Tag Archives: PSOD

Stress Testing an ESXi Host – CPU and MCE Debugging

I have needed to stress test a component inside a physical server – this time it was CPU and I’d like to share my method here. I have done a Memory Stress Test using a Windows VM in a previous article. I will be using a Windows VM again, but this time it will be Windows  Server 2012 Standard Edition that can handle up to 4TB Memory and up to 64 Sockets containing 640 logical processors – a very nice bump from Windows Server 2008 R2 Standard that had a Compute configuration maximum of 4 sockets and 32 GB RAM.

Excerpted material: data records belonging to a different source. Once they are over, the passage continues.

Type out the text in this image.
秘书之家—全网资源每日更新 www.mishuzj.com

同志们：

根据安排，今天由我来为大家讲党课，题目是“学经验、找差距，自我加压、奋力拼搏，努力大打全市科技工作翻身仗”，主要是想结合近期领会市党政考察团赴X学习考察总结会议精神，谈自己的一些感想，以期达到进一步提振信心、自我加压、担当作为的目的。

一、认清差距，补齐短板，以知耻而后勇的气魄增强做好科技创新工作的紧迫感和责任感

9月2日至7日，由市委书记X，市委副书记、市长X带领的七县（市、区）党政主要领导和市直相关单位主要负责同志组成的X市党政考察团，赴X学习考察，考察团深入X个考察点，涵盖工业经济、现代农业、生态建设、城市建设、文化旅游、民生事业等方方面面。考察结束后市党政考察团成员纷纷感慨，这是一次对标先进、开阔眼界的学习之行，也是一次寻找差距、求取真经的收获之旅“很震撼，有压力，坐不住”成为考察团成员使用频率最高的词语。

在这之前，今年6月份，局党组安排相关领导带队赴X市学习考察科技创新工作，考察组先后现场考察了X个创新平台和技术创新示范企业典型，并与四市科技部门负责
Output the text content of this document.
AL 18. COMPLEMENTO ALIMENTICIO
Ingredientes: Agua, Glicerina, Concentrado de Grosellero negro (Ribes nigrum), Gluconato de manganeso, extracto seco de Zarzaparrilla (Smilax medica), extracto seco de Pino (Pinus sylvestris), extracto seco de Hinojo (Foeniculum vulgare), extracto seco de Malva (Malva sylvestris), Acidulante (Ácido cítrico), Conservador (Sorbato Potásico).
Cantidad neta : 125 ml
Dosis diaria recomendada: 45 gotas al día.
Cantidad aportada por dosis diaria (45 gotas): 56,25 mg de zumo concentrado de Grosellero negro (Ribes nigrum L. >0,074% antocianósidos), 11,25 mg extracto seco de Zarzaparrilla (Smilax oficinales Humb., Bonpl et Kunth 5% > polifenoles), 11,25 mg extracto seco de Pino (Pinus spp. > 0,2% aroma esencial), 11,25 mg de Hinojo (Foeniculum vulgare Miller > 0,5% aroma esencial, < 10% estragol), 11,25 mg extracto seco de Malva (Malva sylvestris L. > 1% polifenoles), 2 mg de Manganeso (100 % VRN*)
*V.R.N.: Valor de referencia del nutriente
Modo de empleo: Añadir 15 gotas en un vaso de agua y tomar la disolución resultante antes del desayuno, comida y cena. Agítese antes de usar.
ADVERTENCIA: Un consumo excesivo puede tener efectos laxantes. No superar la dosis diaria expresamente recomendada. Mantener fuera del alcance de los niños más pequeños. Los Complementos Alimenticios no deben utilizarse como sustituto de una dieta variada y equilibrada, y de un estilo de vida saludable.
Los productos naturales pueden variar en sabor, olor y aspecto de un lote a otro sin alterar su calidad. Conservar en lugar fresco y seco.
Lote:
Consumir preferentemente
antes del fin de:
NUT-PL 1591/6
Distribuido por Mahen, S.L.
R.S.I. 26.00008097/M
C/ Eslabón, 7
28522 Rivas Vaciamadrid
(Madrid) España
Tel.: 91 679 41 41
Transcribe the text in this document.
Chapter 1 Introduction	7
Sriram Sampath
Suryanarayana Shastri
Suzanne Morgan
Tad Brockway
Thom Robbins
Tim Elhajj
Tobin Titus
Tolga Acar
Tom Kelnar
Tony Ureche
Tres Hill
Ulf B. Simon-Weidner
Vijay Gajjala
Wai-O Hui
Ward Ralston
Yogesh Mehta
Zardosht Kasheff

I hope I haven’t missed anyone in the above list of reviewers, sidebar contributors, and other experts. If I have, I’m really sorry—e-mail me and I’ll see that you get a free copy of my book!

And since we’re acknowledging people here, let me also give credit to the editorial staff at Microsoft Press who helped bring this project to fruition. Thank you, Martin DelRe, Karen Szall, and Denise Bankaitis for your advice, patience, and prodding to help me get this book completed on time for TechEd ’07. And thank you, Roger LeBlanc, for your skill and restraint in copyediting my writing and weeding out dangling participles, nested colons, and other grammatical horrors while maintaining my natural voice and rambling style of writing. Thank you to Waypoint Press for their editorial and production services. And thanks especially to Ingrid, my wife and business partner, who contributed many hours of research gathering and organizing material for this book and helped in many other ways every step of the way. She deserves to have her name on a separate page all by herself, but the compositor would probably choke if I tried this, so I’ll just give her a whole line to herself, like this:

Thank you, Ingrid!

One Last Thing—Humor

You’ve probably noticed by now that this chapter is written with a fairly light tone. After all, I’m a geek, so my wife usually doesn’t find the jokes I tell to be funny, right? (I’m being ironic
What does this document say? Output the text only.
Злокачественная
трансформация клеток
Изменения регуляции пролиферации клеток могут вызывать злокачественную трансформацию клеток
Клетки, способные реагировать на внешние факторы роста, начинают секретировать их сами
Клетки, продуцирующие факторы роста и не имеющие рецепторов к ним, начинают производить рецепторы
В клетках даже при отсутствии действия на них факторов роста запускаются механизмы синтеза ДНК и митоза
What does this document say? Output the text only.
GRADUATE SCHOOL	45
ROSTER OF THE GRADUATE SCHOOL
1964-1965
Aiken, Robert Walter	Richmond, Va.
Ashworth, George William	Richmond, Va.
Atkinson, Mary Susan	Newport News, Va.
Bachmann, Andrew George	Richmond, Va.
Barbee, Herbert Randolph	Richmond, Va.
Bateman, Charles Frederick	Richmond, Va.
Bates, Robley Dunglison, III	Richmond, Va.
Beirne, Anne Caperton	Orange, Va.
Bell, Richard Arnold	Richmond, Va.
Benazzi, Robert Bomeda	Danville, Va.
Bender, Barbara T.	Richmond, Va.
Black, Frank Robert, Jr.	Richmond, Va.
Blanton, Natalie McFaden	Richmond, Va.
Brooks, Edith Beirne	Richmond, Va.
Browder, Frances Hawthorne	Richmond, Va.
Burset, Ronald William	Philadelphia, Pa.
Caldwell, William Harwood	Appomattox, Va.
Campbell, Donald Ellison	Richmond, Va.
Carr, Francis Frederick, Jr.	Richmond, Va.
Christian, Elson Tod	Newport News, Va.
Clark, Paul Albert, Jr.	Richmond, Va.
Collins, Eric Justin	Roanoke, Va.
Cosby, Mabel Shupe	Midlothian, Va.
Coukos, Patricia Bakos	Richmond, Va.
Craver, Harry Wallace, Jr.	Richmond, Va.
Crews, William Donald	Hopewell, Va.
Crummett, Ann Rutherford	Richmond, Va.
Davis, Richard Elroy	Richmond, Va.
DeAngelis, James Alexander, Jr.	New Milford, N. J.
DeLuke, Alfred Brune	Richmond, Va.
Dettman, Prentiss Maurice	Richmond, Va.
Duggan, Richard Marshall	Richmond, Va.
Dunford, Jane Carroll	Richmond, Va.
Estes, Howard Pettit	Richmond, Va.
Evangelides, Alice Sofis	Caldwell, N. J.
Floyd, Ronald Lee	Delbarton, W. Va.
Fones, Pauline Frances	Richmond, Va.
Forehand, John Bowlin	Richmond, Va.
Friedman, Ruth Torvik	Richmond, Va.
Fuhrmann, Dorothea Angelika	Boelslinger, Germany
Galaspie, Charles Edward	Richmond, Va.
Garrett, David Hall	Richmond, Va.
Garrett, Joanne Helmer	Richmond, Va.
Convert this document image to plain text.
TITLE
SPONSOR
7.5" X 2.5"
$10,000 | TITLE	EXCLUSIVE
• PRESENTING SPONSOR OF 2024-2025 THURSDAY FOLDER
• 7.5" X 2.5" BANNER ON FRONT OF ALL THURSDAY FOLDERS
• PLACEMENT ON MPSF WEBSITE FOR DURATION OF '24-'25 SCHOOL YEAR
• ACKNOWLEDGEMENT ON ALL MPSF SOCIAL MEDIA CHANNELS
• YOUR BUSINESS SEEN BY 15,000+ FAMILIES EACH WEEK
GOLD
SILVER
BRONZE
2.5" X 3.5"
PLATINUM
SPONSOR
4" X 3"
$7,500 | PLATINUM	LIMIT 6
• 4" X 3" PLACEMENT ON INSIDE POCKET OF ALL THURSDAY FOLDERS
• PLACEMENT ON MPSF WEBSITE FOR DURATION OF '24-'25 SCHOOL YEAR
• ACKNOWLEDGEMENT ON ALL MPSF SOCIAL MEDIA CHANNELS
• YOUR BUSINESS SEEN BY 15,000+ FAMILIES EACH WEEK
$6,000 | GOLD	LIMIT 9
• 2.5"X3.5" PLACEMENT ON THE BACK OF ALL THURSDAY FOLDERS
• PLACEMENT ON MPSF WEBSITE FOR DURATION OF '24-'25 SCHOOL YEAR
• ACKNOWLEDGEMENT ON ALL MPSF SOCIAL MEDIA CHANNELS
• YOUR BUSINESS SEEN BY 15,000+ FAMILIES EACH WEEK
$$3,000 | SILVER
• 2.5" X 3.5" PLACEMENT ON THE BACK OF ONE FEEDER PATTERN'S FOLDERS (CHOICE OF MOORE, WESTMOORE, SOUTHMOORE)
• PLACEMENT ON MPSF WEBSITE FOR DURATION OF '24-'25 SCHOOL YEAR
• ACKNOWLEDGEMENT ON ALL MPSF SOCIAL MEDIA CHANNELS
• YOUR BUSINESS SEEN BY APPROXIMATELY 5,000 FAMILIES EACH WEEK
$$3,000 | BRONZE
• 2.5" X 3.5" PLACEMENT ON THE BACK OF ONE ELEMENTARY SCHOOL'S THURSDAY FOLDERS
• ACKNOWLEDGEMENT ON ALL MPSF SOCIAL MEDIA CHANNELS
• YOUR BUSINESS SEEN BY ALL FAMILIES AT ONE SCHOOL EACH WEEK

The host has crashed several times into a PSOD with Uncorrectable Machine Check Errors. From the start I had a hunch that the second Physical CPU or a System Board are faulty – but these were replaced already and the host has crashed yet again. I have taken a closer look at the matter and went to stress thest this ill host’s CPUs. Continue reading

PSOD Caused by a Machine Check Error (MCE)

Today I’d like to present to you an ESXi host crash we had in our environment tha was due to a hardware failure. This time, we were “lucky” enough to capture its PSOD. In earlier article about Machine Check Errors, I was talking about what exactly do they mean and how to debug them. Also, most of the time, when these are correctable Machine Check Errors, the host only reboots itself without leaving any trace as of why. That I have investigated by determining faulty memory after running a custom memory stress test on an ESXi host.

The Uncorrectable Machine Check Exception presented below is caused by “Other TransBus Generic Error” – this could have been related either to a CPU, or pathways on the motherboard… or both. Most of VMkernel dumps was pointing out to 2nd Physical CPU, but there were some occurrences on 1st CPU as well. Even the AHS log from the HP blade server was corrupted each time I tried to send it to a technician. Therefore they took action and replaced both the motherboard and CPUs. Since then there were no more trouble with this host.

PSOD due to Uncorrectable MCE on CPU

Manual Debugging:

For those of you who are interested – the MCE codes reported were:

In iLO: FA001E8000020E0F
in vmkernel.log: c800008000310e0f ; 8800004000310e0f

Now, if we decode the message we got from iLO manually (so that we have another source of MCE to decode from):

1 1 1 1 1 0 1 0 0 00 0000000011110100 0 0000 0000000000000010 0000 1110 0000 1111

UC 1
PCC 1
S 0
AR 0

Signaling:
Uncorrected error (UC). RESET THE SYSTEM

Examples? None found.

Compound error code found: Bus and Interconnect Errors.

BUS LL PP RRRR II T
BUS{11}_{11}_{0000}_{11}_{0}_ERR

Level: 11, generic
Request: 0000, Generic

Bus & Interconnect mnemonics:
Participation: 11, Generic

Therefore: Generic Bus and Interconnect Error

Here you see VMkernel is pretty good at decoding the MCEs by itself, but it can also be very useful to see for yourself what the real cause was if your error decode is missing.